MMANOVA: A general multilevel framework for multivariate analysis of variance

TL;DR

This paper introduces MMANOVA, a Bayesian multilevel framework for multivariate analysis of variance that allows flexible covariance criteria, improves computational efficiency, and extends classical ANOVA to complex, multivariate models.

Contribution

It develops a general Bayesian multilevel approach to multivariate ANOVA with flexible covariance criteria and efficient computation, extending classical methods.

Findings

Enables comparison of variability across all sources.

Addresses computational challenges with implicit constraints.

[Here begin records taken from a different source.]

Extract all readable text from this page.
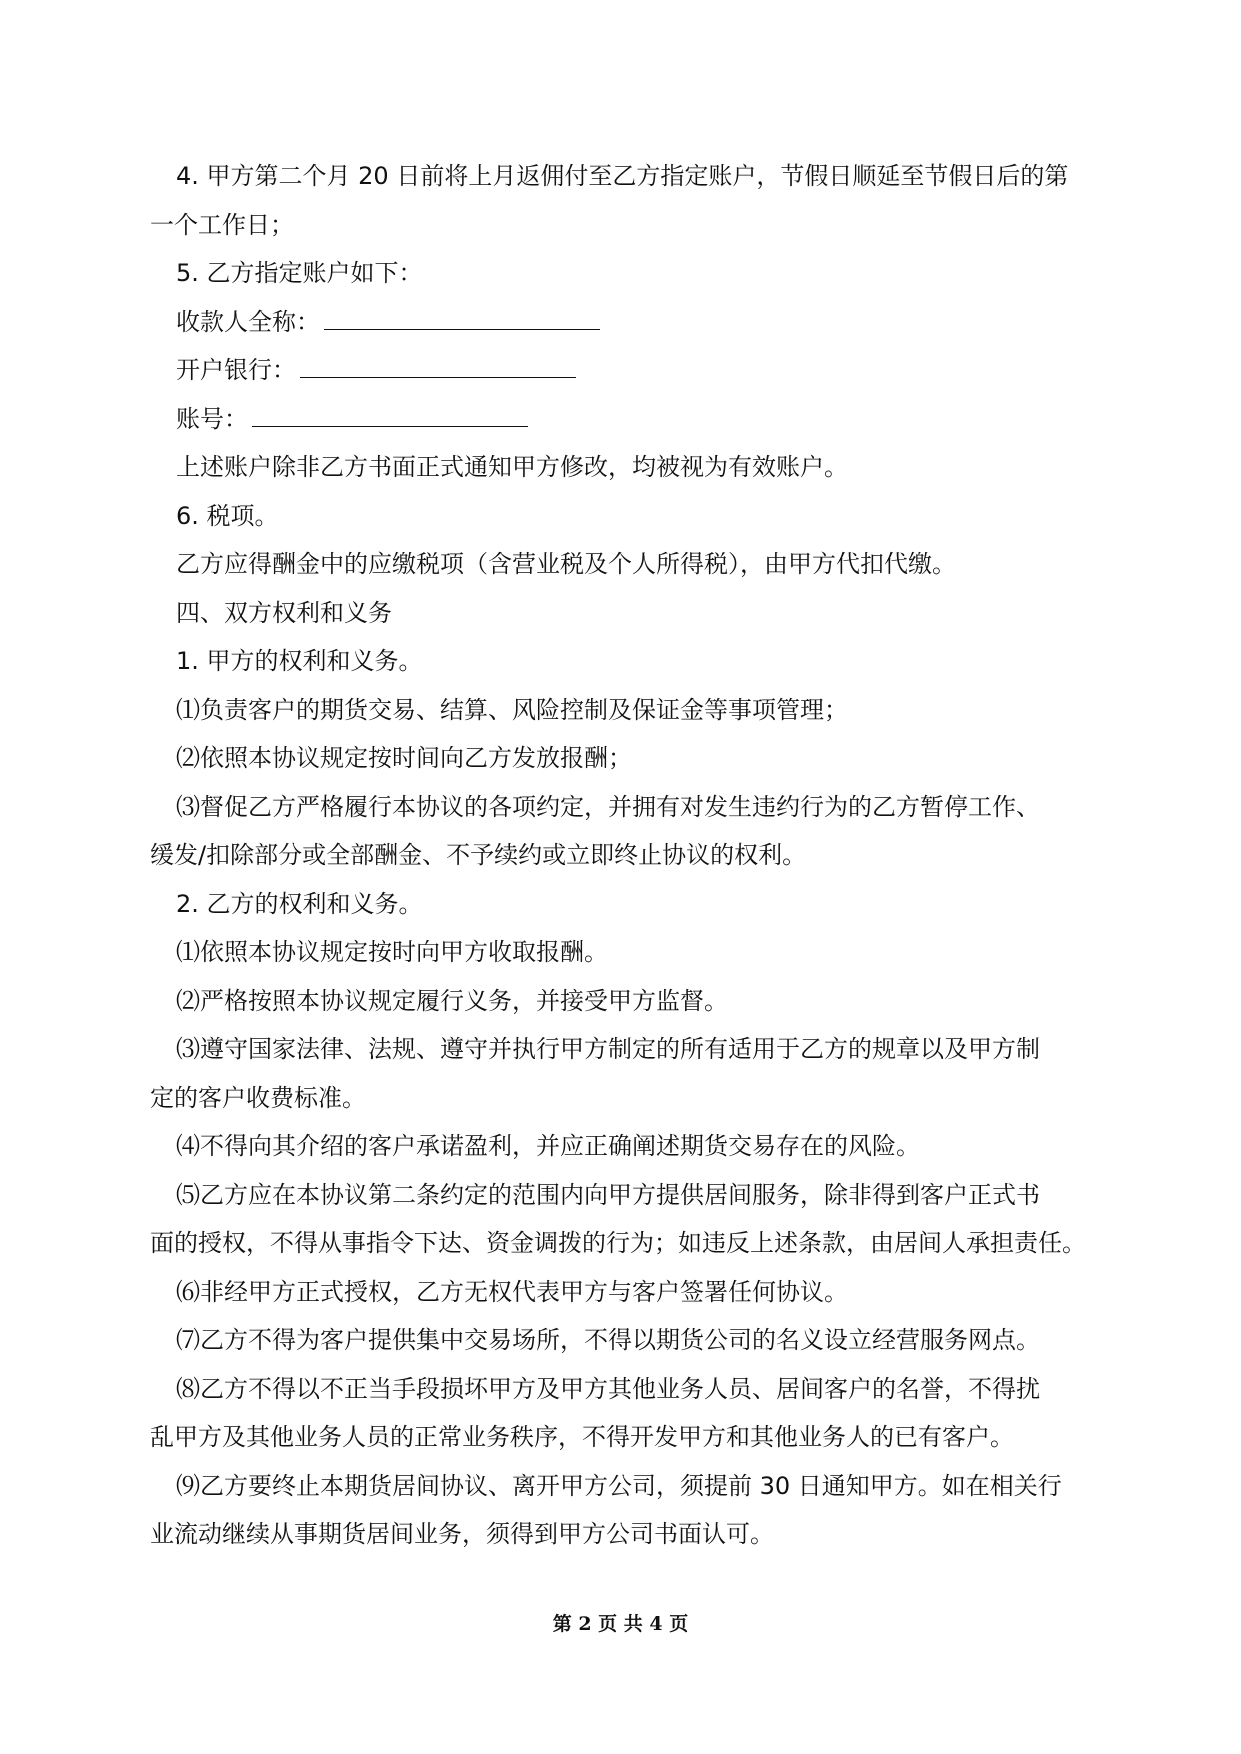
4. 甲方第二个月 20 日前将上月返佣付至乙方指定账户，节假日顺延至节假日后的第
一个工作日；
5. 乙方指定账户如下：
收款人全称：
开户银行：
账号：
上述账户除非乙方书面正式通知甲方修改，均被视为有效账户。
6. 税项。
乙方应得酬金中的应缴税项（含营业税及个人所得税），由甲方代扣代缴。
四、双方权利和义务
1. 甲方的权利和义务。
⑴负责客户的期货交易、结算、风险控制及保证金等事项管理；
⑵依照本协议规定按时间向乙方发放报酬；
⑶督促乙方严格履行本协议的各项约定，并拥有对发生违约行为的乙方暂停工作、
缓发/扣除部分或全部酬金、不予续约或立即终止协议的权利。
2. 乙方的权利和义务。
⑴依照本协议规定按时向甲方收取报酬。
⑵严格按照本协议规定履行义务，并接受甲方监督。
⑶遵守国家法律、法规、遵守并执行甲方制定的所有适用于乙方的规章以及甲方制
定的客户收费标准。
⑷不得向其介绍的客户承诺盈利，并应正确阐述期货交易存在的风险。
⑸乙方应在本协议第二条约定的范围内向甲方提供居间服务，除非得到客户正式书
面的授权，不得从事指令下达、资金调拨的行为；如违反上述条款，由居间人承担责任。
⑹非经甲方正式授权，乙方无权代表甲方与客户签署任何协议。
⑺乙方不得为客户提供集中交易场所，不得以期货公司的名义设立经营服务网点。
⑻乙方不得以不正当手段损坏甲方及甲方其他业务人员、居间客户的名誉，不得扰
乱甲方及其他业务人员的正常业务秩序，不得开发甲方和其他业务人的已有客户。
⑼乙方要终止本期货居间协议、离开甲方公司，须提前 30 日通知甲方。如在相关行
业流动继续从事期货居间业务，须得到甲方公司书面认可。
第 2 页 共 4 页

Demonstrates effectiveness through simulations and climate data.

Abstract

Classical analysis of variance requires that model terms be labeled as fixed or random and typically culminate by comparing variability from each batch (factor) to variability from errors; without a standard methodology to assess the magnitude of a batch's variability, to compare variability between batches, nor to consider the uncertainty in this assessment. In this paper we support recent work, placing ANOVA into a general multilevel framework, then refine this through batch level model specifications, and develop it further by extension to the multivariate case. Adopting a Bayesian multilevel model parametrization, with improper batch level prior densities, we derive a method that facilitates comparison across all sources of variability. Whereas classical multivariate ANOVA often utilizes a single covariance criterion, e.g. determinant for Wilks' lambda distribution, the method allows arbitrary covariance criteria to be employed. The proposed method also addresses computation. By introducing implicit batch level constraints, which yield improper priors, the full posterior is efficiently factored, thus alleviating computational demands. For a large class of models, the partitioning mitigates, or even obviates the need for methods such as MCMC. The method is illustrated with simulated examples and an application focusing on climate projections with global climate models.